President Kim responded, “I feel the same way. From next year, let’s begin a movement that allows separated compatriots of North and South to meet one another.” His acceptance of my proposal was as natural as the snow melting in spring.
After speaking of my visit to Jungju, I moved on to my views on nuclear weapons. I respectfully proposed that North Korea agree to a declaration on the denuclearization of the Korean peninsula and sign a safeguards agreement with the International Atomic Energy Agency.
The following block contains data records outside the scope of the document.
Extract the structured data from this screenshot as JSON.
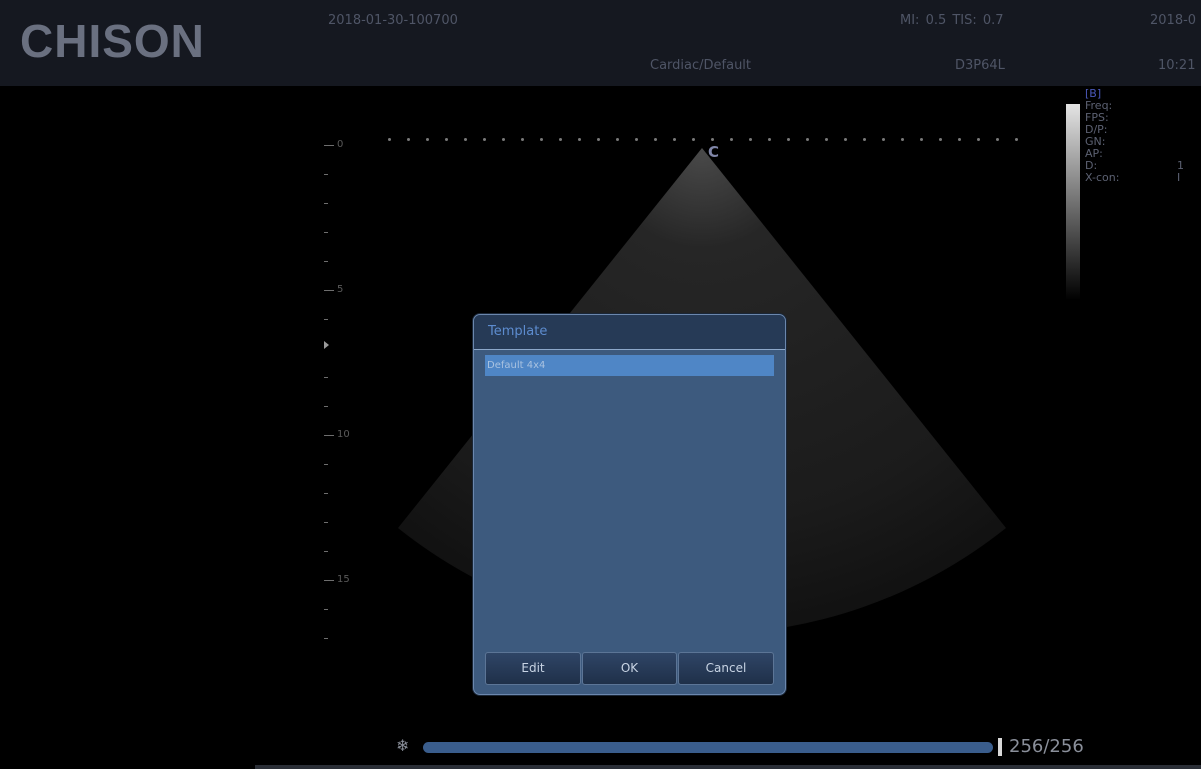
{
  "header": {
    "logo": "CHISON",
    "exam_id": "2018-01-30-100700",
    "preset": "Cardiac/Default",
    "mi_tis": "MI: 0.5  TIS: 0.7",
    "probe": "D3P64L",
    "date_partial": "2018-0",
    "time_partial": "10:21"
  },
  "image": {
    "orientation_marker": "C",
    "depth_labels": [
      "0",
      "5",
      "10",
      "15"
    ]
  },
  "params": {
    "mode": "[B]",
    "rows": [
      {
        "label": "Freq:",
        "value": ""
      },
      {
        "label": "FPS:",
        "value": ""
      },
      {
        "label": "D/P:",
        "value": ""
      },
      {
        "label": "GN:",
        "value": ""
      },
      {
        "label": "AP:",
        "value": ""
      },
      {
        "label": "D:",
        "value": "1"
      },
      {
        "label": "X-con:",
        "value": "I"
      }
    ]
  },
  "dialog": {
    "title": "Template",
    "items": [
      "Default 4x4"
    ],
    "selected_index": 0,
    "buttons": {
      "edit": "Edit",
      "ok": "OK",
      "cancel": "Cancel"
    }
  },
  "cine": {
    "icon": "freeze-snowflake-icon",
    "counter": "256/256",
    "current_frame": 256,
    "total_frames": 256
  },
  "colors": {
    "header_bg": "#151820",
    "dialog_bg": "#3d5a7e",
    "dialog_title_bg": "#263a56",
    "selection": "#4f86c6",
    "cine_bar": "#3a5d8c"
  }
}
He responded with candor, “Think for a moment. Who am I going to kill by making nuclear weapons? Kill my own people? Do I look like that kind of person? I agree that nuclear energy should be used only for peaceful purposes. I have listened attentively to what you have to say, and I expect it will be all right.”
At the time, North-South relations were at a difficult point over the issue of nuclear inspections in North Korea, and so I had made my proposal with some reluctance. Everyone present, however, was surprised that President Kim responded in such a pleasant tone. At this point, we adjourned our meeting to a dining room, where we took an early lunch.
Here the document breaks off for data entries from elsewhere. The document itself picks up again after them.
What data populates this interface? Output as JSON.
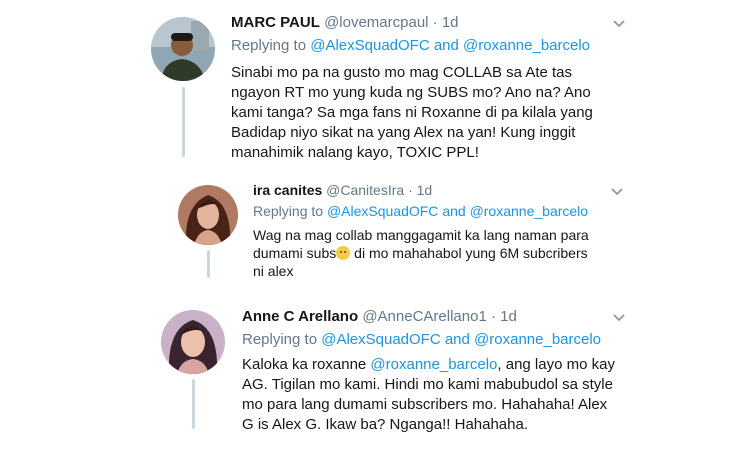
{
  "tweets": [
    {
      "name": "MARC PAUL",
      "handle": "@lovemarcpaul",
      "dot": "·",
      "time": "1d",
      "replying_to": "Replying to",
      "mention1": "@AlexSquadOFC",
      "and": "and",
      "mention2": "@roxanne_barcelo",
      "lines": [
        "Sinabi mo pa na gusto mo mag COLLAB sa Ate tas",
        "ngayon RT mo yung kuda ng SUBS mo? Ano na? Ano",
        "kami tanga? Sa mga fans ni Roxanne di pa kilala yang",
        "Badidap  niyo sikat na yang Alex na yan! Kung inggit",
        "manahimik nalang kayo, TOXIC PPL!"
      ]
    },
    {
      "name": "ira canites",
      "handle": "@CanitesIra",
      "dot": "·",
      "time": "1d",
      "replying_to": "Replying to",
      "mention1": "@AlexSquadOFC",
      "and": "and",
      "mention2": "@roxanne_barcelo",
      "line1": "Wag na mag collab manggagamit ka lang naman para",
      "line2a": "dumami subs",
      "line2b": " di mo mahahabol yung 6M  subcribers",
      "line3": "ni alex"
    },
    {
      "name": "Anne C Arellano",
      "handle": "@AnneCArellano1",
      "dot": "·",
      "time": "1d",
      "replying_to": "Replying to",
      "mention1": "@AlexSquadOFC",
      "and": "and",
      "mention2": "@roxanne_barcelo",
      "line1a": "Kaloka ka roxanne ",
      "line1m": "@roxanne_barcelo",
      "line1b": ", ang layo mo kay",
      "lines_rest": [
        "AG. Tigilan mo kami. Hindi mo kami mabubudol sa style",
        "mo para lang dumami subscribers mo. Hahahaha! Alex",
        "G is Alex G. Ikaw ba? Nganga!! Hahahaha."
      ]
    }
  ],
  "icons": {
    "avatar": "avatar",
    "menu": "chevron-down-icon",
    "emoji": "pensive-face-emoji"
  }
}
“Are you familiar with frozen potato noodles?” he asked. “It’s a dish I ate quite often when I was active as a partisan on Mount Baekdu. Please try some.”
“Well, of course I know it,” I said, responding to his words with delight. “We used to enjoy this dish in my hometown.”
“Well, I’m sure in your hometown you ate it as a delicacy,” he continued. “But we ate it to survive. The Japanese police used to search for us all the way to the top of Mount Baekdu. We didn’t have a chance to sit down to a decent meal. What else is there to eat at the top of Mount Baekdu other than potatoes?
“We would start to boil some potatoes, and if the Japanese police came after us, we would bury the potatoes in the ground and run away. It would be so cold that by the time we got back, the potatoes would be frozen solid in the ground. The only thing we could do was dig up the potatoes, thaw them, and then turn them into powder, so we could make noodles out of them.”
“There are many delicacies in the world,” President Kim said. “I’m not interested in any of those. There’s nothing better than the potato cakes, corn, and sweet potatoes that I used to eat in my hometown.”
“You and I even share similar tastes in food,” I said. “It’s good that people who share the same homeland can meet like this.”
“How was it when you visited your hometown?” he asked me.
“I was filled with many emotions,” I said. “The home where I lived was still there, and I sat in the main room to think about the past. I almost expected to hear the voice of my late mother, calling me. It was an emotional feeling.”
“I see,” he said. “It shows that our country needs to be unified as soon as possible. I hear that when you were young, you were quite mischievous. Did you have a chance to run around while you were there this time?”
Everyone at the table laughed at the president’s comment.
“Mr. President,” I said, “you are older than I, so you are like my older brother.” He responded, “Chairman Moon, from now, let’s refer to each other as older brother and younger brother,” and he grasped my hand tightly.
He and I held each other’s hand as we walked down the hallway and took commemorative photographs.
So it seemed that we had communicated very well.
Soon after I ended my week-long stay and left Pyongyang, Prime Minister Hyung Muk Yeon led a North Korean delegation to Seoul. Prime Minister Yeon signed an agreement to denuclearize the Korean peninsula. On January 30 of the following year, North Korea signed a nuclear safeguards agreement with the International Atomic Energy Agency, thus fulfilling the commitments that President Kim had made to me. Although relations between the two Koreas continue to be troubled, these were the results I accomplished by going to Pyongyang at the risk of my life.